The Nigerien military has announced the successful elimination of a key Boko Haram commander, Bakura, during a targeted operation in the Lake Chad basin, a volatile region where Niger shares borders with Nigeria, Chad, and Cameroon.
According to a statement released on Thursday, the operation took place last week on an island in the Diffa region of southeastern Niger. Bakura, whose real name was Ibrahim Mahamadu, was killed during a precision airstrike carried out by a fighter jet in the early hours of August 15.
The army described Bakura as a “feared leader” who commanded a splinter faction of Boko Haram loyal to the group’s former leader, Abubakar Shekau. Unlike many others, he refused to join the rival Islamic State West Africa Province (ISWAP) and instead relocated with his loyal fighters to islands on the Nigerien side of Lake Chad.

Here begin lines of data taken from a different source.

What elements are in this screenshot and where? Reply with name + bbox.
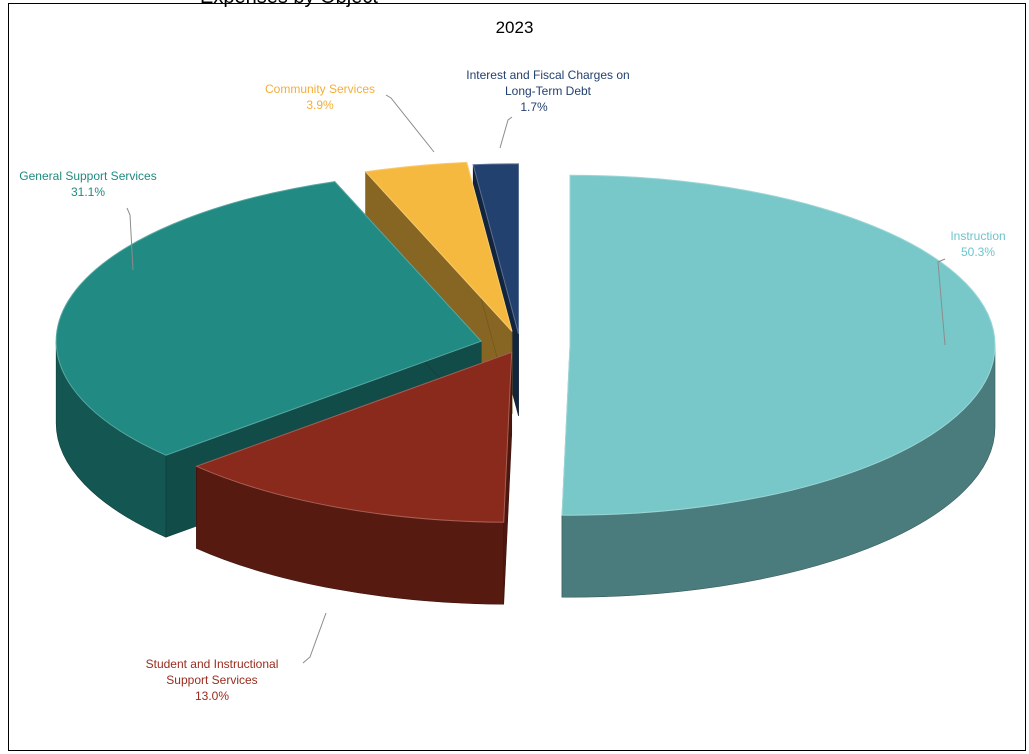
pie-slice-instruction xyxy=(561,174,996,598)
leader-line-student-support xyxy=(302,612,327,664)
value-label-instruction: 50.3% xyxy=(961,245,995,259)
value-label-student-support: 13.0% xyxy=(195,689,229,703)
label-student-support: Student and Instructional Support Service… xyxy=(146,657,279,703)
value-label-general-support: 31.1% xyxy=(71,185,105,199)
label-instruction: Instruction 50.3% xyxy=(950,229,1005,259)
label-community-services: Community Services 3.9% xyxy=(265,82,375,112)
value-label-interest-debt: 1.7% xyxy=(520,100,548,114)
chart-title: 2023 xyxy=(495,18,534,37)
pie-slice-student-support xyxy=(195,351,513,605)
label-general-support: General Support Services 31.1% xyxy=(19,169,156,199)
cropped-heading: Expenses by Object xyxy=(200,0,378,9)
value-label-community-services: 3.9% xyxy=(306,98,334,112)
leader-line-general-support xyxy=(126,207,134,271)
leader-line-interest-debt xyxy=(499,116,513,149)
leader-line-instruction xyxy=(937,258,946,346)
label-interest-debt: Interest and Fiscal Charges on Long-Term … xyxy=(466,68,629,114)
leader-line-community-services xyxy=(385,94,435,153)
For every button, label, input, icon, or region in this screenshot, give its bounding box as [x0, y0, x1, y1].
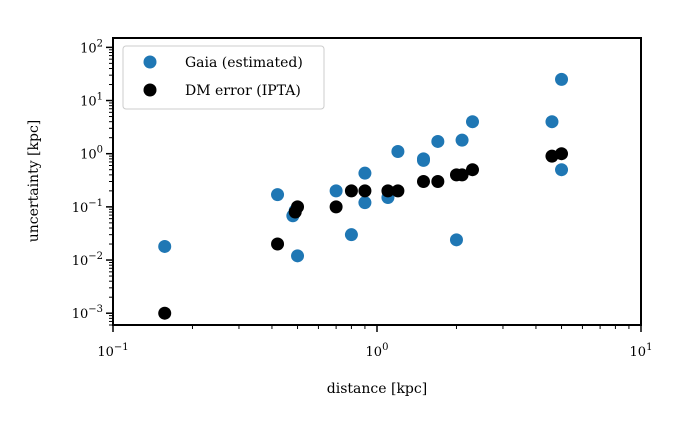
gaia-point: [431, 134, 445, 148]
gaia-point: [329, 184, 343, 198]
legend-label-gaia: Gaia (estimated): [185, 55, 303, 71]
dm-error-point: [416, 175, 430, 188]
dm-error-point: [291, 200, 305, 214]
gaia-point: [358, 196, 372, 210]
legend-box: [122, 45, 325, 110]
y-axis-label: uncertainty [kpc]: [26, 120, 42, 243]
gaia-point: [158, 239, 172, 253]
gaia-point: [358, 166, 372, 180]
dm-error-point: [555, 147, 569, 161]
gaia-point: [455, 133, 469, 147]
gaia-point: [344, 228, 358, 242]
gaia-point: [545, 115, 559, 129]
y-tick-label: 102: [80, 38, 103, 56]
gaia-point: [271, 188, 285, 202]
dm-error-point: [465, 163, 479, 177]
dm-error-point: [329, 200, 343, 214]
y-tick-label: 101: [80, 92, 103, 110]
legend-marker-dm-error: [143, 83, 157, 97]
gaia-point: [449, 233, 463, 247]
x-tick-label: 10−1: [97, 342, 128, 360]
dm-error-point: [344, 184, 358, 198]
gaia-point: [555, 72, 569, 86]
dm-error-point: [391, 184, 405, 198]
gaia-point: [416, 153, 430, 167]
gaia-point: [291, 249, 305, 263]
gaia-point: [391, 144, 405, 158]
dm-error-point: [158, 306, 172, 320]
dm-error-point: [271, 237, 285, 251]
y-tick-label: 10−1: [72, 198, 103, 216]
data-points: [158, 72, 569, 320]
gaia-point: [465, 115, 479, 129]
gaia-point: [555, 163, 569, 177]
dm-error-point: [455, 168, 469, 182]
plot-frame: [112, 37, 642, 326]
y-tick-label: 100: [80, 145, 103, 163]
dm-error-point: [431, 175, 445, 188]
x-axis-label: distance [kpc]: [327, 381, 427, 397]
dm-error-point: [358, 184, 372, 198]
legend-label-dm-error: DM error (IPTA): [185, 83, 301, 99]
x-tick-label: 100: [366, 342, 389, 360]
y-tick-label: 10−2: [72, 251, 103, 269]
y-tick-label: 10−3: [72, 304, 103, 322]
legend-marker-gaia: [143, 55, 157, 69]
legend: Gaia (estimated) DM error (IPTA): [122, 45, 325, 110]
major-ticks: [106, 46, 642, 332]
x-tick-label: 101: [630, 342, 653, 360]
dm-error-point: [381, 184, 395, 198]
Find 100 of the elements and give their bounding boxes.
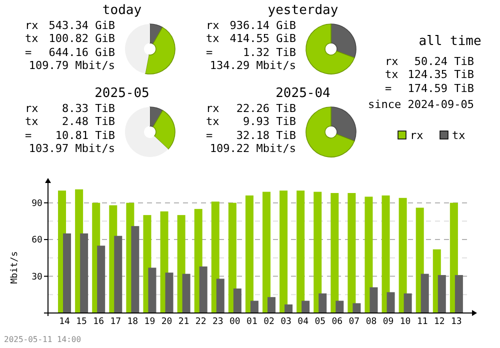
- bar: [302, 300, 310, 313]
- donut-slice: [306, 106, 355, 158]
- text: =: [206, 46, 213, 59]
- text: rx: [25, 102, 39, 115]
- text: 124.35 TiB: [408, 68, 474, 81]
- bar: [348, 193, 356, 313]
- bar: [398, 198, 407, 313]
- x-tick-label: 18: [127, 317, 138, 327]
- text: 109.79 Mbit/s: [28, 59, 115, 72]
- text: 936.14 GiB: [230, 19, 296, 32]
- x-tick-label: 21: [178, 317, 190, 327]
- text: =: [206, 129, 213, 142]
- bar: [63, 233, 72, 313]
- x-tick-label: 17: [110, 317, 122, 327]
- text: since 2024-09-05: [368, 98, 474, 111]
- bar: [318, 293, 327, 313]
- x-tick-label: 09: [382, 317, 394, 327]
- bar: [228, 202, 236, 313]
- bar: [386, 292, 395, 313]
- text: 9.93 TiB: [243, 115, 296, 128]
- text: tx: [25, 32, 39, 45]
- bar: [280, 190, 288, 313]
- bar: [420, 274, 429, 313]
- x-tick-label: 10: [400, 317, 411, 327]
- text: =: [25, 46, 32, 59]
- bar: [216, 278, 224, 313]
- text: 50.24 TiB: [414, 55, 474, 68]
- text: 103.97 Mbit/s: [28, 142, 115, 155]
- bar: [148, 268, 156, 313]
- donut-slice: [306, 24, 355, 74]
- text: 2.48 TiB: [62, 115, 116, 128]
- x-tick-label: 20: [161, 317, 172, 327]
- text: tx: [25, 115, 39, 128]
- text: 10.81 TiB: [55, 129, 116, 142]
- donut-slice: [330, 106, 356, 142]
- x-tick-label: 04: [298, 317, 308, 327]
- bar: [80, 233, 88, 313]
- bar: [284, 304, 293, 313]
- bar: [382, 195, 390, 313]
- legend-label: tx: [452, 129, 466, 142]
- bar: [296, 190, 305, 313]
- chart-title: 2025-04: [276, 86, 331, 101]
- bar: [314, 192, 322, 313]
- x-tick-label: 07: [348, 317, 360, 327]
- text: 134.29 Mbit/s: [210, 59, 296, 72]
- x-tick-label: 02: [264, 317, 274, 327]
- bar: [165, 272, 174, 313]
- text: 1.32 TiB: [243, 46, 296, 59]
- bar: [182, 274, 190, 313]
- x-tick-label: 23: [212, 317, 224, 327]
- text: tx: [206, 32, 220, 45]
- text: =: [25, 129, 32, 142]
- y-tick-label: 30: [32, 272, 42, 282]
- x-tick-label: 13: [451, 317, 462, 327]
- bar: [262, 192, 270, 313]
- text: rx: [25, 19, 39, 32]
- y-axis-title: Mbit/s: [10, 251, 20, 284]
- bar: [114, 236, 122, 313]
- x-tick-label: 15: [76, 317, 87, 327]
- bar: [330, 193, 339, 313]
- donut-slice: [152, 110, 176, 150]
- bar: [370, 287, 378, 313]
- x-tick-label: 08: [366, 317, 377, 327]
- text: 109.22 Mbit/s: [210, 142, 296, 155]
- x-tick-label: 19: [144, 317, 156, 327]
- text: tx: [206, 115, 220, 128]
- bar: [454, 275, 463, 313]
- y-tick-label: 60: [32, 236, 42, 246]
- x-tick-label: 11: [416, 317, 428, 327]
- text: 2025-05-11 14:00: [4, 335, 82, 344]
- text: =: [385, 82, 392, 95]
- text: 644.16 GiB: [48, 46, 116, 59]
- x-tick-label: 14: [59, 317, 70, 327]
- text: 414.55 GiB: [230, 32, 296, 45]
- bar: [233, 288, 242, 313]
- x-tick-label: 22: [195, 317, 206, 327]
- text: rx: [206, 102, 220, 115]
- bar: [352, 303, 361, 313]
- donut-slice: [330, 24, 356, 58]
- text: rx: [385, 55, 399, 68]
- bar: [336, 300, 344, 313]
- x-tick-label: 06: [332, 317, 343, 327]
- bar: [364, 196, 373, 313]
- bar: [131, 226, 140, 313]
- text: all time: [418, 34, 482, 49]
- chart-title: today: [102, 3, 142, 18]
- text: rx: [206, 19, 220, 32]
- donut-slice: [125, 107, 168, 157]
- bar: [97, 246, 106, 313]
- x-tick-label: 12: [434, 317, 445, 327]
- legend-label: rx: [410, 129, 424, 142]
- x-tick-label: 01: [246, 317, 258, 327]
- text: 100.82 GiB: [48, 32, 116, 45]
- donut-slice: [125, 24, 150, 74]
- bar: [250, 300, 258, 313]
- text: 32.18 TiB: [236, 129, 296, 142]
- text: 8.33 TiB: [62, 102, 116, 115]
- bar: [268, 297, 276, 313]
- bar: [245, 195, 254, 313]
- bar: [199, 266, 208, 313]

“On the morning of August 15, an air force jet conducted three successive and precise strikes on Bakura’s known positions in Shilawa,” the military stated.

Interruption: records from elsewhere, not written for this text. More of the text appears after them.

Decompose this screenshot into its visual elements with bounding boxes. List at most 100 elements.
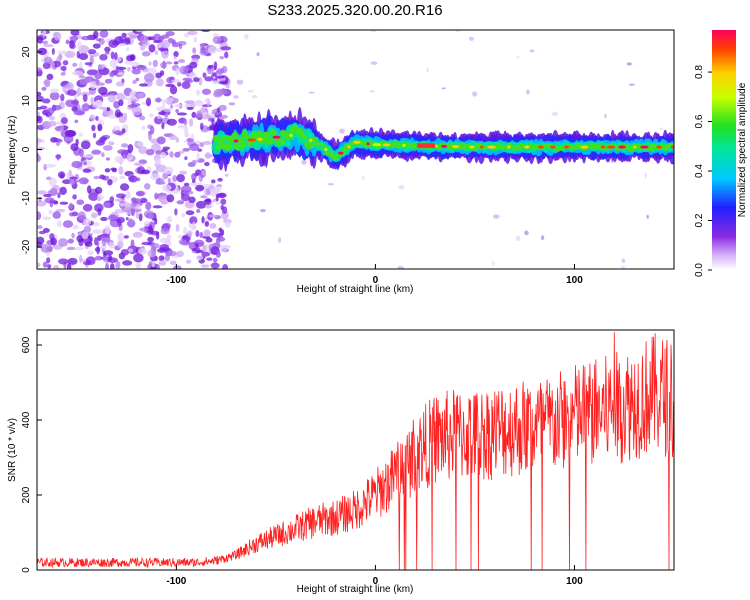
signal-blob <box>262 131 271 140</box>
noise-blob <box>244 33 249 40</box>
noise-blob <box>99 30 109 38</box>
noise-blob <box>118 99 124 107</box>
noise-blob <box>162 99 166 108</box>
noise-blob <box>72 224 80 230</box>
noise-blob <box>91 212 98 219</box>
colorbar-gradient <box>712 30 736 270</box>
noise-blob <box>156 115 162 119</box>
noise-blob <box>207 46 218 54</box>
noise-blob <box>260 208 266 213</box>
signal-peak <box>308 138 313 142</box>
noise-blob <box>107 114 117 119</box>
noise-blob <box>96 99 103 107</box>
noise-blob <box>158 111 167 116</box>
noise-blob <box>42 30 47 37</box>
noise-blob <box>155 263 161 269</box>
noise-blob <box>175 109 179 114</box>
noise-blob <box>145 97 152 107</box>
noise-blob <box>177 234 183 239</box>
noise-blob <box>117 71 125 76</box>
noise-blob <box>515 235 521 242</box>
noise-blob <box>154 158 162 166</box>
noise-blob <box>167 177 171 184</box>
noise-blob <box>116 216 125 224</box>
noise-blob <box>218 80 229 85</box>
noise-blob <box>183 182 190 187</box>
spectrogram-ytick-label: 20 <box>21 46 32 58</box>
noise-blob <box>56 154 60 161</box>
snr-ytick-label: 400 <box>21 411 32 428</box>
noise-blob <box>41 86 47 91</box>
noise-blob <box>256 52 260 57</box>
noise-blob <box>182 147 191 152</box>
noise-blob <box>84 62 93 66</box>
noise-blob <box>211 232 222 238</box>
noise-blob <box>69 40 75 49</box>
signal-peak <box>233 139 239 143</box>
signal-peak <box>507 145 511 149</box>
noise-blob <box>162 184 172 192</box>
noise-blob <box>199 49 209 56</box>
noise-blob <box>127 152 133 161</box>
noise-blob <box>138 213 143 222</box>
noise-blob <box>201 216 205 224</box>
noise-blob <box>152 40 163 44</box>
noise-blob <box>189 72 197 80</box>
colorbar-label: Normalized spectral amplitude <box>737 82 748 217</box>
signal-peak <box>289 133 293 137</box>
noise-blob <box>101 239 107 247</box>
noise-blob <box>46 107 55 115</box>
signal-peak <box>487 145 496 149</box>
signal-blob <box>212 135 220 143</box>
noise-blob <box>128 175 138 183</box>
noise-blob <box>205 237 213 243</box>
noise-blob <box>115 198 125 202</box>
noise-blob <box>130 239 135 249</box>
noise-blob <box>95 139 105 146</box>
noise-blob <box>203 187 207 196</box>
noise-blob <box>42 40 49 45</box>
noise-blob <box>78 132 83 137</box>
spectrogram-xtick-label: 100 <box>566 275 583 286</box>
noise-blob <box>130 197 137 203</box>
noise-blob <box>66 263 72 269</box>
noise-blob <box>189 143 200 152</box>
noise-blob <box>628 83 635 86</box>
noise-blob <box>207 65 214 69</box>
noise-blob <box>145 201 152 211</box>
noise-blob <box>43 56 53 64</box>
noise-blob <box>135 191 145 197</box>
noise-blob <box>76 199 85 205</box>
signal-blob <box>231 131 239 141</box>
noise-blob <box>60 65 67 71</box>
noise-blob <box>524 230 529 236</box>
noise-blob <box>122 260 133 266</box>
noise-blob <box>42 216 52 220</box>
noise-blob <box>126 47 130 52</box>
noise-blob <box>492 260 495 266</box>
noise-blob <box>196 89 200 96</box>
noise-blob <box>47 264 52 269</box>
noise-blob <box>469 36 474 41</box>
noise-blob <box>154 50 159 55</box>
noise-blob <box>62 179 72 185</box>
noise-blob <box>139 45 146 51</box>
noise-blob <box>40 244 50 248</box>
noise-blob <box>620 265 626 269</box>
noise-blob <box>115 65 119 74</box>
noise-blob <box>87 250 94 256</box>
signal-peak <box>580 145 589 149</box>
noise-blob <box>45 163 56 168</box>
noise-blob <box>158 260 167 266</box>
noise-blob <box>180 185 192 193</box>
noise-blob <box>114 52 118 61</box>
noise-blob <box>97 235 102 242</box>
noise-blob <box>202 112 208 116</box>
spectrogram-ytick-label: -20 <box>21 239 32 254</box>
noise-blob <box>189 216 198 225</box>
noise-blob <box>122 154 127 160</box>
noise-blob <box>219 55 225 60</box>
noise-blob <box>161 200 167 205</box>
noise-blob <box>108 39 119 48</box>
noise-blob <box>99 106 107 110</box>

Bakura, believed to be around 40 years old and originally from Nigeria, had been involved with Boko Haram for over 13 years. He rose to leadership after the death of Shekau during internal clashes between jihadist factions in May 2021.
Boko Haram launched its insurgency in 2009 with the aim of establishing an Islamic caliphate in northeastern Nigeria. The conflict has claimed over 40,000 lives and displaced more than two million people, with its violence spilling into neighboring countries including Niger, which first experienced an attack in the town of Bosso in 2015.